This grid treatment in combination with SWAN’s obstacle treatment has some implications which should be noted. Figure 5 shows the various ways in which obstacles can interact with the computational grid.
The two blue obstacles shown in Figure 5 will have the exact same influence on the model solution, even though they have much different widths. Since both obstacles cross the same computation grid line, SWAN will apply their transmission coefficient the same volumetric fluxing face. The straight dashed lines in Figure 4 show the fluxing faces of a cell volume. Both obstacles correspond to the same face, and thus their obstacle coefficients will have the same impact on the model calculation.
Due to grid discretization, the green obstacle in Figure 5 does not intersect and computational grid lines. In this situation it will have no effect, even though the obstacle is much larger than the small blue obstacle (which does have an effect).
The red line in Figure 5 shows the appropriate use of the obstacle implementation, where grid discretization is much finer than the obstacle length. This means that obstacles will span multiple grid lines and their length and transmission effects can be properly captured.
WEC Power Performance¶
It should be noted that RCW values should be kept between zero and one (0<RCW<1) in order to produce physical transmission coefficients. Should RCW values be specified outside of these bounds, SNL-SWAN will enforce these limits in order to maintain realizable values for the transmission coefficient.
In choosing an obstacle case, attention should be paid to the way the Power Matrix or RCW curve was created. Using OBCASE equal to 3 or 4 is only appropriate when information is available about individual frequencies. OBCASE 1 and 2 are more appropriate when information is available about average sea states. Power Matrices may be populated with information derived from either regular waves, or irregular real sea waves. When working with a Power Matrix populated with regular waves, it makes sense to use OBCASE=3. However, when working with a Power Matrix which has been populated using values aggregated over real sea waves, it is more appropriate to use OBCASE=1.

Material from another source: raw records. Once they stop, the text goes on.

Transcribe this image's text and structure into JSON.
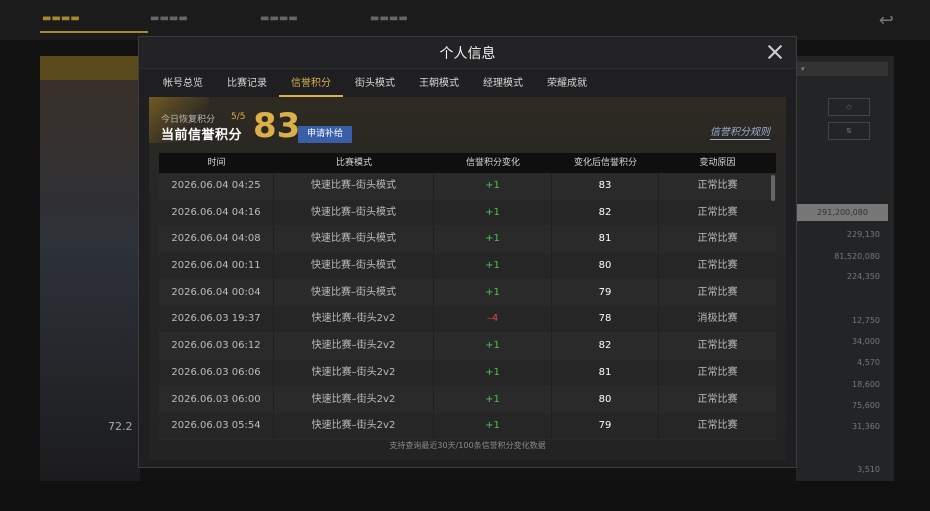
{
  "modal": {
    "title": "个人信息",
    "tabs": [
      "帐号总览",
      "比赛记录",
      "信誉积分",
      "街头模式",
      "王朝模式",
      "经理模式",
      "荣耀成就"
    ],
    "active_tab_index": 2
  },
  "credit": {
    "today_label": "今日恢复积分",
    "today_value": "5/5",
    "current_label": "当前信誉积分",
    "current_value": "83",
    "apply_button": "申请补给",
    "rules_link": "信誉积分规则"
  },
  "table": {
    "headers": [
      "时间",
      "比赛模式",
      "信誉积分变化",
      "变化后信誉积分",
      "变动原因"
    ],
    "rows": [
      {
        "time": "2026.06.04  04:25",
        "mode": "快速比赛–街头模式",
        "change": "+1",
        "after": "83",
        "reason": "正常比赛"
      },
      {
        "time": "2026.06.04  04:16",
        "mode": "快速比赛–街头模式",
        "change": "+1",
        "after": "82",
        "reason": "正常比赛"
      },
      {
        "time": "2026.06.04  04:08",
        "mode": "快速比赛–街头模式",
        "change": "+1",
        "after": "81",
        "reason": "正常比赛"
      },
      {
        "time": "2026.06.04  00:11",
        "mode": "快速比赛–街头模式",
        "change": "+1",
        "after": "80",
        "reason": "正常比赛"
      },
      {
        "time": "2026.06.04  00:04",
        "mode": "快速比赛–街头模式",
        "change": "+1",
        "after": "79",
        "reason": "正常比赛"
      },
      {
        "time": "2026.06.03  19:37",
        "mode": "快速比赛–街头2v2",
        "change": "–4",
        "after": "78",
        "reason": "消极比赛"
      },
      {
        "time": "2026.06.03  06:12",
        "mode": "快速比赛–街头2v2",
        "change": "+1",
        "after": "82",
        "reason": "正常比赛"
      },
      {
        "time": "2026.06.03  06:06",
        "mode": "快速比赛–街头2v2",
        "change": "+1",
        "after": "81",
        "reason": "正常比赛"
      },
      {
        "time": "2026.06.03  06:00",
        "mode": "快速比赛–街头2v2",
        "change": "+1",
        "after": "80",
        "reason": "正常比赛"
      },
      {
        "time": "2026.06.03  05:54",
        "mode": "快速比赛–街头2v2",
        "change": "+1",
        "after": "79",
        "reason": "正常比赛"
      }
    ],
    "footer_note": "支持查询最近30天/100条信誉积分变化数据"
  },
  "background": {
    "left_number": "72.2",
    "right_highlight": "291,200,080",
    "right_values": [
      "229,130",
      "81,520,080",
      "224,350",
      "12,750",
      "34,000",
      "4,570",
      "18,600",
      "75,600",
      "31,360",
      "3,510"
    ]
  },
  "colors": {
    "accent_gold": "#d9b04a",
    "positive": "#4fc24f",
    "negative": "#e24848",
    "apply_button": "#3a5ea8"
  }
}
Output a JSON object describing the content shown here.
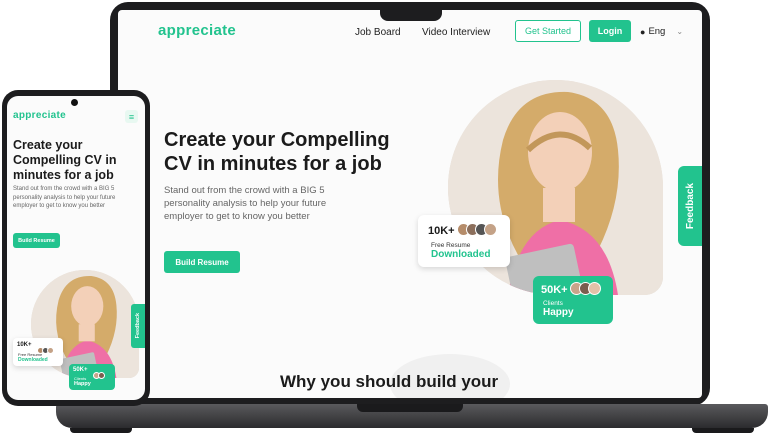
{
  "colors": {
    "brand": "#22c38e",
    "pink": "#ef6fa6",
    "text": "#1b1b1b"
  },
  "laptop": {
    "logo": "appreciate",
    "nav": {
      "job_board": "Job Board",
      "video_interview": "Video Interview"
    },
    "get_started": "Get Started",
    "login": "Login",
    "lang": "Eng",
    "hero_title_1": "Create your Compelling",
    "hero_title_2": "CV in minutes for a job",
    "hero_sub": "Stand out from the crowd with a BIG 5 personality analysis to help your future employer to get to know you better",
    "cta": "Build Resume",
    "stat1": {
      "value": "10K+",
      "label": "Free Resume",
      "sub": "Downloaded"
    },
    "stat2": {
      "value": "50K+",
      "label": "Clients",
      "sub": "Happy"
    },
    "feedback": "Feedback",
    "section_heading": "Why you should build your"
  },
  "phone": {
    "logo": "appreciate",
    "hero_title": "Create your Compelling CV in minutes for a job",
    "hero_sub": "Stand out from the crowd with a BIG 5 personality analysis to help your future employer to get to know you better",
    "cta": "Build Resume",
    "stat1": {
      "value": "10K+",
      "label": "Free Resume",
      "sub": "Downloaded"
    },
    "stat2": {
      "value": "50K+",
      "label": "Clients",
      "sub": "Happy"
    },
    "feedback": "Feedback"
  }
}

Transmission coefficients are obtained through interpolation between points in either the Power Matrix or the RCW curve. Any frequency or significant wave height lying outside the bounds specified in these files will be given a transmission coefficient of 1.0 (an absorption coefficient of 0.0). SNL-SWAN will not extrapolate values outside of these ranges, and the user is encouraged to modify their input curves should they desire this behavior.